The US-Japan-Australia-India quadrilateral has hit a new hurdle. During the first strategic dialogue between Australia and China this week, the new Australian foreign minister Stephen Smith assured Beijing that Canberra would pull out of the "quad".
Australia will keep the dialogue going with Washington and Tokyo but wants to keep India out. Australian media quoted Smith as saying that during his recent visit to China and Japan, he informed both countries that Australia would not be attending any more of the four-way security meetings.
"I indicated when I was in Japan that Australia would not be proposing to have a dialogue of that nature," Smith said.

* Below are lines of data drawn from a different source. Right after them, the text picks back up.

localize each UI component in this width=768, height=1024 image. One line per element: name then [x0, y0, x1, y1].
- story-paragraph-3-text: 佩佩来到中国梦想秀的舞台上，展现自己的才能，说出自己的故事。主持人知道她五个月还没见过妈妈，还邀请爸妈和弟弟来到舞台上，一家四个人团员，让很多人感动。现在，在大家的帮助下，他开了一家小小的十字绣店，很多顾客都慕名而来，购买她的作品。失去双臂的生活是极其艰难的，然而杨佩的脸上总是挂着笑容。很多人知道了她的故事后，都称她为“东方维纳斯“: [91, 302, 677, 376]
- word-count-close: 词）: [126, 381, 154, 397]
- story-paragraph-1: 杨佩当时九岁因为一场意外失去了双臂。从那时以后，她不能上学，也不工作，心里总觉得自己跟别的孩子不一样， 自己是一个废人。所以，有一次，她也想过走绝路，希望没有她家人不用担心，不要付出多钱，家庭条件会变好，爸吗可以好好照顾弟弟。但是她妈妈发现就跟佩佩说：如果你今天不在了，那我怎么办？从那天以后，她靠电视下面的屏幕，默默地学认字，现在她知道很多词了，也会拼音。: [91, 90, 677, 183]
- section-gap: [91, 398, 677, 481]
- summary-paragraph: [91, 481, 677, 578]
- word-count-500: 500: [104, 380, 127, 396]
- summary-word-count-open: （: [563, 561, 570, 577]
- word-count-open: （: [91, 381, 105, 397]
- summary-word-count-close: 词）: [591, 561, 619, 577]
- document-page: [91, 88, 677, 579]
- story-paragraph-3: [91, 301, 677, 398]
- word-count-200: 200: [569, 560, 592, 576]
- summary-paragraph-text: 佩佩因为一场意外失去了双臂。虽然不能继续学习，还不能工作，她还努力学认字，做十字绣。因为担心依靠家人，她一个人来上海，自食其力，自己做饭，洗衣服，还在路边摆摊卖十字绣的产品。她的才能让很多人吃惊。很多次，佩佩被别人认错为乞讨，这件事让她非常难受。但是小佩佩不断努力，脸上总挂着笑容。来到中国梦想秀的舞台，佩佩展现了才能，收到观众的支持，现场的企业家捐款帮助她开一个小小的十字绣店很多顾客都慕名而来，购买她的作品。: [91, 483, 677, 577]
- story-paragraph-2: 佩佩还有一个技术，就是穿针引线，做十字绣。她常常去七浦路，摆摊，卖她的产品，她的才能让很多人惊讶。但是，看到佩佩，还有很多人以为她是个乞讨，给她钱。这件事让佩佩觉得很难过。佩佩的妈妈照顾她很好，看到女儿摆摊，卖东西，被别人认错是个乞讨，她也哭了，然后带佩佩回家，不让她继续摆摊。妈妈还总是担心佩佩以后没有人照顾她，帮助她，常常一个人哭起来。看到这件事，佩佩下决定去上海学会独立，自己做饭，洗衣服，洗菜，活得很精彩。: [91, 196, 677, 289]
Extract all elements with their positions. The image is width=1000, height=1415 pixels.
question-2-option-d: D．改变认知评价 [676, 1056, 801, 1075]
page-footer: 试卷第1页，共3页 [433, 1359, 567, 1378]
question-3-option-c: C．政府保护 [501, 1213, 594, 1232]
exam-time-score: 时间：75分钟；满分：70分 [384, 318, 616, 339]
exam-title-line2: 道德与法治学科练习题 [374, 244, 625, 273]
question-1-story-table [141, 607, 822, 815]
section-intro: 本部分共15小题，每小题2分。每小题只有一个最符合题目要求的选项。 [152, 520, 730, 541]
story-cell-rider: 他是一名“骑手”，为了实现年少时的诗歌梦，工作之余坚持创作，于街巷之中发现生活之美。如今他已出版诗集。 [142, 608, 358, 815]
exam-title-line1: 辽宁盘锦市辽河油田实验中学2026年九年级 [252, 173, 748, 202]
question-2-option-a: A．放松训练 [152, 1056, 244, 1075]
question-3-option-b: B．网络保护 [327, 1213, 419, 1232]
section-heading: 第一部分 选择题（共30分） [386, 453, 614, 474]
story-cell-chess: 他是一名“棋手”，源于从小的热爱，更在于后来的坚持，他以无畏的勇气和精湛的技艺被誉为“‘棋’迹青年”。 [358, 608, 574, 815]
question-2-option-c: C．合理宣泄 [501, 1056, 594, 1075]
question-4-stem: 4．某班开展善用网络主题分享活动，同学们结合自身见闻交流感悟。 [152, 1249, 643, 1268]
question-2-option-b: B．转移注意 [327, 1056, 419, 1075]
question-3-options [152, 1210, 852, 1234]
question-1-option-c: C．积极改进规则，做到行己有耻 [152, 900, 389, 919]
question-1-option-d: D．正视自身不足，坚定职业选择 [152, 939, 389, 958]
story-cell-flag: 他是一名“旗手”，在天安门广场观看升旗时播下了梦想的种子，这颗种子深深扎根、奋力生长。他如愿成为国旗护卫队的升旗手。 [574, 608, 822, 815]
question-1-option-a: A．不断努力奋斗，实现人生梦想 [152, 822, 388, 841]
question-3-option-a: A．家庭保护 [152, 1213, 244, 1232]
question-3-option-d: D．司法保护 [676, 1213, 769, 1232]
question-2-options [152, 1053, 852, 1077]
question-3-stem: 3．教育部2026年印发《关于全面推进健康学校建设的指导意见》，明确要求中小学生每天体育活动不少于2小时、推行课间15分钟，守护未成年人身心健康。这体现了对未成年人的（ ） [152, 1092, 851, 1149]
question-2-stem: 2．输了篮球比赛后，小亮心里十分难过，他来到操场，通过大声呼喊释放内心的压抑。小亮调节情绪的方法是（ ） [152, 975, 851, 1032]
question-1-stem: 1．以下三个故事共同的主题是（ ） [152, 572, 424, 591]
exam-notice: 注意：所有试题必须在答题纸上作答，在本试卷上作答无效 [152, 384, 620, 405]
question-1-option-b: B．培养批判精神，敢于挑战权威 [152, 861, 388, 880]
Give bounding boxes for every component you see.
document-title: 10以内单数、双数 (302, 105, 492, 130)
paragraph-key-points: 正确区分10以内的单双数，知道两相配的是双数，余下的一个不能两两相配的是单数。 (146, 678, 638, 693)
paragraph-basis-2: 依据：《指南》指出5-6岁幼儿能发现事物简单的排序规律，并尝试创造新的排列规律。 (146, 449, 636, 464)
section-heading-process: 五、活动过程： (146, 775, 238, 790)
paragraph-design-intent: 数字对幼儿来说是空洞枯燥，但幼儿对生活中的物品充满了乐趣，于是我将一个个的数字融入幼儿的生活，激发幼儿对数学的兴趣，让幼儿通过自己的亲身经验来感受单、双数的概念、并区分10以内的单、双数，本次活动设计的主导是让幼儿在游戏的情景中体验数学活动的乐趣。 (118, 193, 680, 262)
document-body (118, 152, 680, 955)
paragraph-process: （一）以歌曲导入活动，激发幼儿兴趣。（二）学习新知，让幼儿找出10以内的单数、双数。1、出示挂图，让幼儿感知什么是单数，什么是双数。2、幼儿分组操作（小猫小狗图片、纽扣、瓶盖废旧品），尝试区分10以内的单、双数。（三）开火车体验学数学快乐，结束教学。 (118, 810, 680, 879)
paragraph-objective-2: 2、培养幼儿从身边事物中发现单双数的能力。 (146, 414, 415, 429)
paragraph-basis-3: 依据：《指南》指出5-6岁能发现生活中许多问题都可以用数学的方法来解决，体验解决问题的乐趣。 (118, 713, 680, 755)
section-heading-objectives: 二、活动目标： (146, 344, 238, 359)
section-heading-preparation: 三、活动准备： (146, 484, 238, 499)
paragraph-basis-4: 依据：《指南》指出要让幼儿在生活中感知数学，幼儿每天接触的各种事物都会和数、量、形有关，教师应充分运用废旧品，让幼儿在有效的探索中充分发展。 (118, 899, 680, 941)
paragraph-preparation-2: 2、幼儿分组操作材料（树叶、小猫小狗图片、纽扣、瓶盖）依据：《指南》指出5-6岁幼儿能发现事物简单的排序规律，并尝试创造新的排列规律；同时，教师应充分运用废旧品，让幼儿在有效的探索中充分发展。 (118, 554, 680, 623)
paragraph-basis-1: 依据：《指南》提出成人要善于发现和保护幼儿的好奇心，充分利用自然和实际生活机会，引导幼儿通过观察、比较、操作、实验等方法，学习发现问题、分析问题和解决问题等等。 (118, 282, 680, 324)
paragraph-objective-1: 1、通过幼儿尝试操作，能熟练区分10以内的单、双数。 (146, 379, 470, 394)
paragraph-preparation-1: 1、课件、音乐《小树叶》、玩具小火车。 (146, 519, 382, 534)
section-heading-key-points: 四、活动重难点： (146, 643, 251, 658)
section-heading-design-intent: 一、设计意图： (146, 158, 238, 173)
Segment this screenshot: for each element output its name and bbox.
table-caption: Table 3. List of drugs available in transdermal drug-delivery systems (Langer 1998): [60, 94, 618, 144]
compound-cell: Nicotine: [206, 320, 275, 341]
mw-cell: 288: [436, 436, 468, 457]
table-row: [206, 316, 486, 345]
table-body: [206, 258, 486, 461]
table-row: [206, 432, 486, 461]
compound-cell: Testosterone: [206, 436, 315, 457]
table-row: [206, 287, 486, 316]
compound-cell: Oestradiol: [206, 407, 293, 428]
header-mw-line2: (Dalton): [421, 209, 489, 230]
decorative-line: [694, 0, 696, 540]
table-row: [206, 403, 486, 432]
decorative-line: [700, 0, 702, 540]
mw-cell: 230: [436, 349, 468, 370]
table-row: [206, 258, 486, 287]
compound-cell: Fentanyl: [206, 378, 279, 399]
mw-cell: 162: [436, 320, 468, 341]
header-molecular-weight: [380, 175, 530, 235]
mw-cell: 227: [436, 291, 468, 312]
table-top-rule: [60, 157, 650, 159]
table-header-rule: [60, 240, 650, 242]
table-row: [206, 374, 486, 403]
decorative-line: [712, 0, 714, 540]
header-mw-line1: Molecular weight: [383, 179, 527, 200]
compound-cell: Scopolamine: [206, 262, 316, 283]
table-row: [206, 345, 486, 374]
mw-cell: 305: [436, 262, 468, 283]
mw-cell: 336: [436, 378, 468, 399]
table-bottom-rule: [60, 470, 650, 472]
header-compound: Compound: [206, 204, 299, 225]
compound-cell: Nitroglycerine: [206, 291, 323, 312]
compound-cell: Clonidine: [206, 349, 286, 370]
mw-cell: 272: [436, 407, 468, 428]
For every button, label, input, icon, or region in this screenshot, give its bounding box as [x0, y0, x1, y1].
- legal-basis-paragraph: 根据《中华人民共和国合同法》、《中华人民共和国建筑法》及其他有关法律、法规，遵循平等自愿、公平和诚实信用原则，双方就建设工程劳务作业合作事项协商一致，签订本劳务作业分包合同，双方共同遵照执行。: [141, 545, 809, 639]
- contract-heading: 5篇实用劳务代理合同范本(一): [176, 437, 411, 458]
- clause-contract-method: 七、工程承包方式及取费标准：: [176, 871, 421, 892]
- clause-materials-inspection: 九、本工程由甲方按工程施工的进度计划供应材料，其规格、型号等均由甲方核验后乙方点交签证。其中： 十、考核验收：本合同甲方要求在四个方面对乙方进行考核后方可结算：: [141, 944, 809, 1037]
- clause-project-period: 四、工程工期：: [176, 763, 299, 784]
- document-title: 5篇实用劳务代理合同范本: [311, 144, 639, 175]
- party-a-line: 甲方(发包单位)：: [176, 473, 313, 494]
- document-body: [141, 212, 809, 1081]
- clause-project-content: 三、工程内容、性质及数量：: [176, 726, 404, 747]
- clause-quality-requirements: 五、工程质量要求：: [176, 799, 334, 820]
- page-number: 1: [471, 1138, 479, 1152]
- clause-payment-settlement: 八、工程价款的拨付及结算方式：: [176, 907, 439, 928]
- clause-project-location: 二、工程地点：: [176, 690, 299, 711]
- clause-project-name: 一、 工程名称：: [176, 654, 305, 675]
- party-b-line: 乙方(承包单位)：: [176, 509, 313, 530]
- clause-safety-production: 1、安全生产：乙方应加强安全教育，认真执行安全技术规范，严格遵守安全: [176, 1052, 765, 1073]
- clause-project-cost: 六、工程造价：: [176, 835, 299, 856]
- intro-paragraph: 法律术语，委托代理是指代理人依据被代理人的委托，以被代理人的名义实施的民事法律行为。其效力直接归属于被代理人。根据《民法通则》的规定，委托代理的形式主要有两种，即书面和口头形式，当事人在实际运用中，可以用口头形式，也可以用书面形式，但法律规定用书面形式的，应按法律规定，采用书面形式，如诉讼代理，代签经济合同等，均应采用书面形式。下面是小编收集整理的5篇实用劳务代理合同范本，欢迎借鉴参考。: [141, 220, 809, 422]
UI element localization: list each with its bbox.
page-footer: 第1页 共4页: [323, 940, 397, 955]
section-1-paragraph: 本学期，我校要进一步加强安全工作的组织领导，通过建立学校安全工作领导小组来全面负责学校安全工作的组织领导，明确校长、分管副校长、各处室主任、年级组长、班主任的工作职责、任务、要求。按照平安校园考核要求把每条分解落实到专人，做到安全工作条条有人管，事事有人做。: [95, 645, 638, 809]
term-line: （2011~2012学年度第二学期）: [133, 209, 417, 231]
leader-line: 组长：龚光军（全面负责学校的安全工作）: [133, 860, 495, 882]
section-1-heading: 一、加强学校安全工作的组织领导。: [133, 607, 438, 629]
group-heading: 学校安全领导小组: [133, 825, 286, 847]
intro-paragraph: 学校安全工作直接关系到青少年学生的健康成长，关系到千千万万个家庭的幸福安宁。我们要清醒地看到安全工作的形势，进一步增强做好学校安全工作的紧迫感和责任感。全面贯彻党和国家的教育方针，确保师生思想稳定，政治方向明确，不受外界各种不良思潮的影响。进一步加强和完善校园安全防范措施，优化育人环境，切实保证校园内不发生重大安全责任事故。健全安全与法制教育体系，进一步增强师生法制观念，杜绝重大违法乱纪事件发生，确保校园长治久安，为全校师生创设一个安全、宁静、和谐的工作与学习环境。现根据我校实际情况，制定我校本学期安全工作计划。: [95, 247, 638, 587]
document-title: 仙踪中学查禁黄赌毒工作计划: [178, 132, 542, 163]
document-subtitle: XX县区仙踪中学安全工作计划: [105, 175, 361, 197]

The opposition to the "quadrilateral", a grouping that was enthusiastically embraced by former prime ministers Shinzo Abe and John Howard, was expected to heighten under both Yasuo Fukuda and the Mandarin-speaking Kevin Rudd.
The Australian decision to tilt openly towards Beijing will have inevitable consequences in New Delhi, said sources, refusing to be named.
Recently, Smith reversed the Howard government's decision to sell uranium to India by denying any such move in the new dispensation.
He made this amply clear to Shyam Saran, India's special envoy on the nuclear deal, during their recent talks when Saran was in Australia to lobby for support at the Nuclear Supplier's Group.
Sources, however, said it was likely that Australia would not stop India's exemption by the NSG, because the government had recently tried to separate the two issues of uranium sales to India and NSG support.
Stratfor, the international affairs forecaster, said, "Canberra is currently in the midst of plans to cast itself as the middle power, or geopolitical broker, between Washington and Beijing... This is not the first time that Canberra has tried to sweeten up relations with Beijing in order to alleviate Chinese concerns about Washington's plans to expand its influence in the region - namely the US-Japan-Australia trilateral security alliance."